During Oh’s relationship with Joon and Loren Park, and to foster more business with their company, Oh agreed to use his settlement company and law firm to facilitate the closing of loans for transactions. who otherwise would not meet the lending parameters of banks. lending, including banks authorized to lend under the SBA’s Section 7(a) program. Oh helped Parks misrepresent to banks and the SBA the true amount of money involved in the transactions and/or the real names of the parties taking part in the transactions.

To do this, Oh would sometimes agree to “clean up” a transaction, whereby Parks negotiated with the seller a sale price lower than the price indicated on the sales contract submitted to the bank, and/or they increased the loan by the amount required for down payment. By doing so, they reduced the amount of money the buyer actually had to put into the transaction and hid that the buyer did not have sufficient equity to qualify for the loan. To conceal these arrangements, Oh filled out the settlement sheets as if the buyer had made the required cash injection and the seller had received the full contract price.

Another way Oh helped ease the loan close for Jade Capital was when she “faced” the cash injection from the buyer. Oh temporarily lent part of the buyer’s initial payment by taking other people’s money from the escrow accounts of his law firm or title company. Joon and Loren Park then refunded the money paid after the settlement, usually from their share of the proceeds of that deal or a later deal. As with the “netting” system, the settlement sheets and all other documents related to the “fronted” transaction would incorrectly indicate that the buyer injected his own money into the transaction in accordance with the agreed financing conditions established by the lending institution.

Joon Park, aka “Joon Pak” and “Joon Paik,” 43, of Falls Church, Virginia, pleaded guilty and was sentenced to 188 months in prison. Judge Quarles also ordered Park to pay a money judgment of $91,449,700 and forfeit all property involved in the offense. Nick Park, aka Nochol Park, 46, of McLean, Virginia, was sentenced to 33 months in prison; and Joo Hyuk “John” Lee, 39, of Richmond, Virginia, and Sang Hyun Kim, 35, of Fairfax, Virginia, were each sentenced to three years in prison, for conspiracy to commit bank fraud. Kim’s wife, In Jung Ham, 30, also of Fairfax, was sentenced to a year and a day in prison for her role in the scheme. Judge Quarles ordered Lee to pay restitution of $1,900,325 and ordered Ham to pay restitution of $216,472.92. Lee, Kim and Ham were also ordered to forfeit the proceeds of the scheme and pay monetary judgments of $18,764,900, $13,432,000 and $15,725,000, respectively.

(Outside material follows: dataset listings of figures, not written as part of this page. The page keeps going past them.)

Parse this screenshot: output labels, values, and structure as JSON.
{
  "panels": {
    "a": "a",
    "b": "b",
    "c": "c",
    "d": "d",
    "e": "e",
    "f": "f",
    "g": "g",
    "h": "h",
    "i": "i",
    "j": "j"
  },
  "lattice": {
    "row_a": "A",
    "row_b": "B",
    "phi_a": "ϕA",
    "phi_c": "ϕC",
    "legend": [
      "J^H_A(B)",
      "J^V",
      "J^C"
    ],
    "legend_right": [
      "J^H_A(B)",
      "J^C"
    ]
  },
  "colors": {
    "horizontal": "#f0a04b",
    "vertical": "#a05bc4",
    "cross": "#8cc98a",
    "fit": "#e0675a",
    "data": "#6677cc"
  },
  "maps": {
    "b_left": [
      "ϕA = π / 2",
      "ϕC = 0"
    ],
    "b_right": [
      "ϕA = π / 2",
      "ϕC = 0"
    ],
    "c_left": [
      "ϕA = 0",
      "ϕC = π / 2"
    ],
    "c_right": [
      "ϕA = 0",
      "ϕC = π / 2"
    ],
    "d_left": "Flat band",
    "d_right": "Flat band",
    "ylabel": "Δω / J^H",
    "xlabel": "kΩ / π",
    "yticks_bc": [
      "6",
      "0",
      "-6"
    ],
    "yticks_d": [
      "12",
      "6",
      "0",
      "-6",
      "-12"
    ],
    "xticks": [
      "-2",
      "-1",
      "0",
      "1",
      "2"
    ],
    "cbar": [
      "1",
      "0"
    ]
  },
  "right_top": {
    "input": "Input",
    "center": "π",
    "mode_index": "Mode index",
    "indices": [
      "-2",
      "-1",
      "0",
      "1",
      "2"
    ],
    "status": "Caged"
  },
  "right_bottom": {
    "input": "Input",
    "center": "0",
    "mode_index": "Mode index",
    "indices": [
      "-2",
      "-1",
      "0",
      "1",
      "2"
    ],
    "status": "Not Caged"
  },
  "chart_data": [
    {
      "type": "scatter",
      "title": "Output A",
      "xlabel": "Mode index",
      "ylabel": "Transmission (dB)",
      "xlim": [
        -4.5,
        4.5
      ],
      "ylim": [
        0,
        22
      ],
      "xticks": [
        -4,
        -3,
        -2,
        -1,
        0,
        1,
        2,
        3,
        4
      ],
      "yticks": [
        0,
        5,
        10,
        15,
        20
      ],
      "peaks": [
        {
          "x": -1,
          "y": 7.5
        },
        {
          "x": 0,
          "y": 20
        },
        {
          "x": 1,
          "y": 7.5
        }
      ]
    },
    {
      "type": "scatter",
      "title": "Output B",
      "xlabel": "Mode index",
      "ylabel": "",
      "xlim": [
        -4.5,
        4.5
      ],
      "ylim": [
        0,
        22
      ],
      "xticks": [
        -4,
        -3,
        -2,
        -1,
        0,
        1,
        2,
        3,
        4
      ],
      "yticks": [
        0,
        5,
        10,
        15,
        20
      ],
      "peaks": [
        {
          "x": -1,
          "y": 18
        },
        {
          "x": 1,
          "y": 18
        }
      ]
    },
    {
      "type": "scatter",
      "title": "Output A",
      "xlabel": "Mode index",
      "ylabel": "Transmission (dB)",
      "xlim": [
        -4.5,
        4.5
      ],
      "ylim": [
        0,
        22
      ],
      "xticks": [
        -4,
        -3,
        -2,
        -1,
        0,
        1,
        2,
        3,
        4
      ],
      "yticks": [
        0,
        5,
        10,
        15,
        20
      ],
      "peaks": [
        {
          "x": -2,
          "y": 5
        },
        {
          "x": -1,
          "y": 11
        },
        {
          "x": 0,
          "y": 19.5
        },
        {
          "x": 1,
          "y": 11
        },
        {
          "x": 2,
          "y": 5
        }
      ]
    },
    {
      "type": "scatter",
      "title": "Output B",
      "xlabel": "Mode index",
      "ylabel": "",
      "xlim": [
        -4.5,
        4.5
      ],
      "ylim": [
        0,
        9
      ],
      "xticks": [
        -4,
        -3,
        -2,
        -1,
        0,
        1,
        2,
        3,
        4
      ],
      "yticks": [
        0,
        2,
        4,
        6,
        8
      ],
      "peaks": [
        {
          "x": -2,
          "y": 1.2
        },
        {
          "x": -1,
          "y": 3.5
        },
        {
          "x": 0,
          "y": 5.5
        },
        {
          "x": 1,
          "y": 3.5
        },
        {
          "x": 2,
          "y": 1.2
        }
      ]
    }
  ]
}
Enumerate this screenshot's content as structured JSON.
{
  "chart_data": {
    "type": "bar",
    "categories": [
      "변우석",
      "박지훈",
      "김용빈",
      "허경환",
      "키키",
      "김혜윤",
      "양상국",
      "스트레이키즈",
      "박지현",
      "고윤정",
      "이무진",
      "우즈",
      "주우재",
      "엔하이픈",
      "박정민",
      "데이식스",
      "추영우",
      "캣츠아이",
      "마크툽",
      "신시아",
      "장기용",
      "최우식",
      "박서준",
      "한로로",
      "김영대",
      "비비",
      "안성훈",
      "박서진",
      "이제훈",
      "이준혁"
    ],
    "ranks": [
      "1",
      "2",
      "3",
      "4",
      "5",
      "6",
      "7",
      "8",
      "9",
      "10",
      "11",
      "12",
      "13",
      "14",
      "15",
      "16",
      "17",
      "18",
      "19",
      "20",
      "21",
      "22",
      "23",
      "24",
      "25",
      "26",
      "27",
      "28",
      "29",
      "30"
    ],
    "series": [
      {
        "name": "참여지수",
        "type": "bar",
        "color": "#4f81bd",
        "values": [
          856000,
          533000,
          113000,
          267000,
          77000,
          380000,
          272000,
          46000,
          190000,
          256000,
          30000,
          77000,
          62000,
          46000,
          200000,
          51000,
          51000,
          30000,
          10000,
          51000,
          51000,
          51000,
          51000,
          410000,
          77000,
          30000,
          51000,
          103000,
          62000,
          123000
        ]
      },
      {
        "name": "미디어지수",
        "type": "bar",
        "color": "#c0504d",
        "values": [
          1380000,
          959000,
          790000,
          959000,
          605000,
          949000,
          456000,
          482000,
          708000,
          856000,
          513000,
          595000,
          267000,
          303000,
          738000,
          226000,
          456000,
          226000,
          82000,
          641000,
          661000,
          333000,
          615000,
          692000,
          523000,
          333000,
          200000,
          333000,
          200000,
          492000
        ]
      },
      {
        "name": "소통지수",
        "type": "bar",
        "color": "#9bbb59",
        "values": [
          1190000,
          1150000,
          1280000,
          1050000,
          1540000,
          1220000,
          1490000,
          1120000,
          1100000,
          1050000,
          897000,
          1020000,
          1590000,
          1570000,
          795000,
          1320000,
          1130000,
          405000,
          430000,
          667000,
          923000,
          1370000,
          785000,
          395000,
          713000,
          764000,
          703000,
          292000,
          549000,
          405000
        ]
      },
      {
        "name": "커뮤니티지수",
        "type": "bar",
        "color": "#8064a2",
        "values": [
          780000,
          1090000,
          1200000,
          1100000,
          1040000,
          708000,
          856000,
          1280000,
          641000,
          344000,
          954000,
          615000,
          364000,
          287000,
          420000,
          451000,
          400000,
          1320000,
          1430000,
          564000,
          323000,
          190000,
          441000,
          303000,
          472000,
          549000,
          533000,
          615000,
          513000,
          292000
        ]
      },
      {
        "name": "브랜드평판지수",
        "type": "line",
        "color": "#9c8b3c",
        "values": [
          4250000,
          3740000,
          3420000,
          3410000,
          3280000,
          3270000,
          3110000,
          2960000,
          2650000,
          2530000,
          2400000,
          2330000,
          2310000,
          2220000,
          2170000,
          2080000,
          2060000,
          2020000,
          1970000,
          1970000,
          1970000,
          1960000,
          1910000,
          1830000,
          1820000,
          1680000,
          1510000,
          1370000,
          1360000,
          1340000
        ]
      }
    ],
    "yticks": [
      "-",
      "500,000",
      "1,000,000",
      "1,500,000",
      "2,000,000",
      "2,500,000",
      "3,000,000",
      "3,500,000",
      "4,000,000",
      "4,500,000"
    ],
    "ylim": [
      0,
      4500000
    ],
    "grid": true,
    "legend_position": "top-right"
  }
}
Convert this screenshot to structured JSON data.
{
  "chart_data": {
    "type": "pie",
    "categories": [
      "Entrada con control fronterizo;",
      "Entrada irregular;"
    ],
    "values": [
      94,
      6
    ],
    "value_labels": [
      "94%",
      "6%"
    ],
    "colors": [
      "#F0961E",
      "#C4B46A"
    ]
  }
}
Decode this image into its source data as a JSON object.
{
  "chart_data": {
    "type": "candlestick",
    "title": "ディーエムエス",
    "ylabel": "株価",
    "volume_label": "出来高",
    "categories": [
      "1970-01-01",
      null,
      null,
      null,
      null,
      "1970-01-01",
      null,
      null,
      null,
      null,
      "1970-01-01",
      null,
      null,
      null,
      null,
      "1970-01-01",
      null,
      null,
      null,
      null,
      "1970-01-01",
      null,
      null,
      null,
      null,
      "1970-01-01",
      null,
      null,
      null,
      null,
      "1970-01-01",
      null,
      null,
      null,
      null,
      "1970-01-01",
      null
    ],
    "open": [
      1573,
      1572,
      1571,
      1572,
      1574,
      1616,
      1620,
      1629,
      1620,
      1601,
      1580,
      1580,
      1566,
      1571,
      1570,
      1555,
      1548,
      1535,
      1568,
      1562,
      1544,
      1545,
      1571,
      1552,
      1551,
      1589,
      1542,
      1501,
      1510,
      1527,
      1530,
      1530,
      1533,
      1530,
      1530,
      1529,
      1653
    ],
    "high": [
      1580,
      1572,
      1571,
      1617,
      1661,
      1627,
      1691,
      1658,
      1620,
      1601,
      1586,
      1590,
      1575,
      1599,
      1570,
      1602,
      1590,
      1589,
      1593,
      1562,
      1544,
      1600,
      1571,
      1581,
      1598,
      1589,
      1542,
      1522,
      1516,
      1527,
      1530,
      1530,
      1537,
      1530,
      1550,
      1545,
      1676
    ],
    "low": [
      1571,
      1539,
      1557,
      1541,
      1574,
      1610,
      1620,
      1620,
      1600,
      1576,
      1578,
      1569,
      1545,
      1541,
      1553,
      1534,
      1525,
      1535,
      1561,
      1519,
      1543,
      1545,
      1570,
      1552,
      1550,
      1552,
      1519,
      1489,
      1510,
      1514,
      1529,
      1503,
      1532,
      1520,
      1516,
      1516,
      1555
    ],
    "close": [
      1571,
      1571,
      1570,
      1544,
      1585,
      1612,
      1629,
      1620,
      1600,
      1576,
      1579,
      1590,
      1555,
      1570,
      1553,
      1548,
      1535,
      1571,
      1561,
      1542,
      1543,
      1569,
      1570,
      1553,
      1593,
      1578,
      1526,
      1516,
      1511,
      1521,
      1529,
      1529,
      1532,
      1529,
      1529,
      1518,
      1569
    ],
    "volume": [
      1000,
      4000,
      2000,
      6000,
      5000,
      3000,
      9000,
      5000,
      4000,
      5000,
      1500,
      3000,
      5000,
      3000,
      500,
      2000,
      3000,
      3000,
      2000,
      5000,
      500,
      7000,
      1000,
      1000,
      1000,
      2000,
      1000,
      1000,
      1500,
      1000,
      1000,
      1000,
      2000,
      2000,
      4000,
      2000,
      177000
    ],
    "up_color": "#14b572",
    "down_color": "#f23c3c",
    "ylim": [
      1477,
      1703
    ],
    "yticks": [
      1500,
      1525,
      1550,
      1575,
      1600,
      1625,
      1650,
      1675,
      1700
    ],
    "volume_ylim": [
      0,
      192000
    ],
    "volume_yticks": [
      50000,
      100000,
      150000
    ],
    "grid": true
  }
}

This law enforcement action is part of President Barack Obama’s Financial Fraud Enforcement Task Force. President Obama created the Financial Fraud Interagency Task Force to lead an aggressive, coordinated, and proactive effort to investigate and prosecute financial crimes. The task force includes representatives from a wide range of federal agencies, regulatory authorities, inspectors general, and state and local law enforcement agencies who, working together, leverage a powerful array of criminal and civil resources. The task force works to improve federal executive efforts and, with state and local partners, to investigate and prosecute significant financial crimes, ensure just and effective punishment for those who commit financial crimes, to combat discrimination in the loan and financial markets, and to recover profits from victims of financial crimes.

United States Attorney Rod J. Rosenstein thanked the SBA’s Office of Inspector General, the United States Postal Inspection Service and the FBI for their work in the investigation. Mr. Rosenstein praised Assistant U.S. Attorneys Leo J. Wise and Martin J. Clarke, who prosecuted the case.